In signing on to bring these alien creatures to life, BOT accepted a set of challenges that covered the full range of involvement from concept art to shot finaling, testing the team’s creativity and stamina, and pushing BOT’s CG pipeline to full capacity.
Giving Birth to Aliens
First, the production team provided some high level concept art and asked the BOT team to run from there. Given the tight deadlines, the BOT team wasted no time in brainstorming detailed character concepts, textures, and looks, providing the client with many references to quickly converge to some locked creature models. Decisions ranging from skin color, texture, subsurface scattering, bone structure, and muscle systems were considered as part of the creature birthing. Once Luke and his team approved the numerous creature characters, the project moved into execution hyperdrive.
Then the crafting began in earnest. There were nine characters in all; each character was sculpted with Zbrush, then pushed into Maya for retopology. Zbrush was also used to create displacement and normal maps for skin details. While texturing was happening, the character models were set up with rigging.
Stand-ins Alienated
Each shot involving the alien creatures was filmed with stand-in actors with green suits. Some shots had as many as 6 different alien creatures. That meant that each shot, and each creature in the shot, required a series of prep steps to integrate the CG creature, including roto and paint-out of parts of the stand-in actor, rotomation of the stand-in actor’s actions, and camera tracking.
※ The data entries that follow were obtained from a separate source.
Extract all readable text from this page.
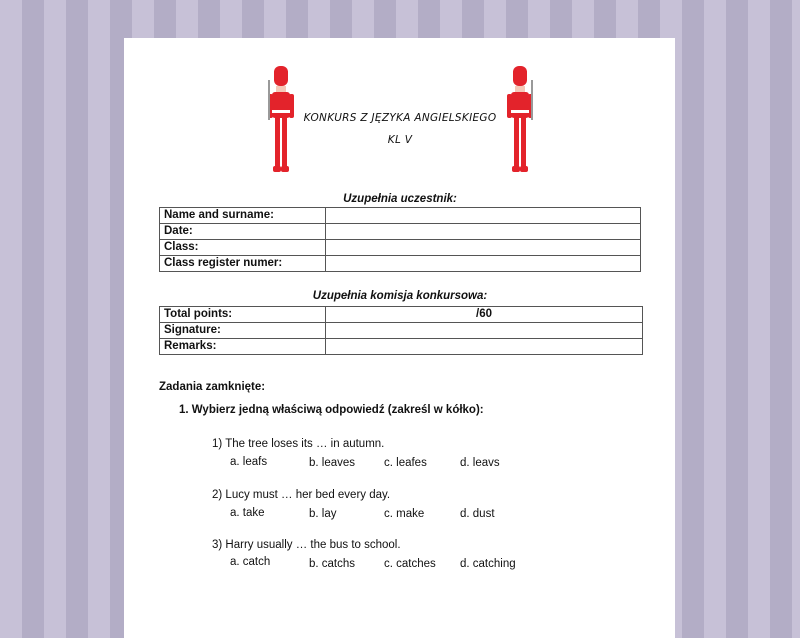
KONKURS Z JĘZYKA ANGIELSKIEGO
KL V
Uzupełnia uczestnik:
Name and surname:	
Date:	
Class:	
Class register numer:	
Uzupełnia komisja konkursowa:
Total points:	/60
Signature:	
Remarks:	
Zadania zamknięte:
1. Wybierz jedną właściwą odpowiedź (zakreśl w kółko):
1) The tree loses its … in autumn.
a. leafs	b. leaves	c. leafes	d. leavs
2) Lucy must … her bed every day.
a. take	b. lay	c. make	d. dust
3) Harry usually … the bus to school.
a. catch	b. catchs	c. catches d. catching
The lighting team jumped onto creating proper lighting rigs for each shot and scene. Look-dev was achieved in Maya Arnold, with detailed texturing and ACES color space maintenance done in Mari and Substance software. BOT’s comp team masterfully brought together all of the pieces, by first delivering master shots and then cranking through about 226 shots in all.
Rising to All Challenges
BOT relished all of the challenges of this show — the rapid pace, the creativity demanded, and the technical hurdles put in front of them. “The early involvement in conceiving the characters was exciting, even with the tight timelines. And managing the large number of shots, and the hundreds of terabytes of data, forced us to work smarter – leveraging tools and techniques like using surface normals to manage lighting adjustments to avoid full re-renders,” said Zameer Hussain, BOT’s VFX Supervisor on the show.
“Then there was the fun of coordinating the work across three continents: North America, Australia, and Asia,” Zameer added with a chuckle. “But it was such a rewarding experience, we’d do it all over again without hesitation.”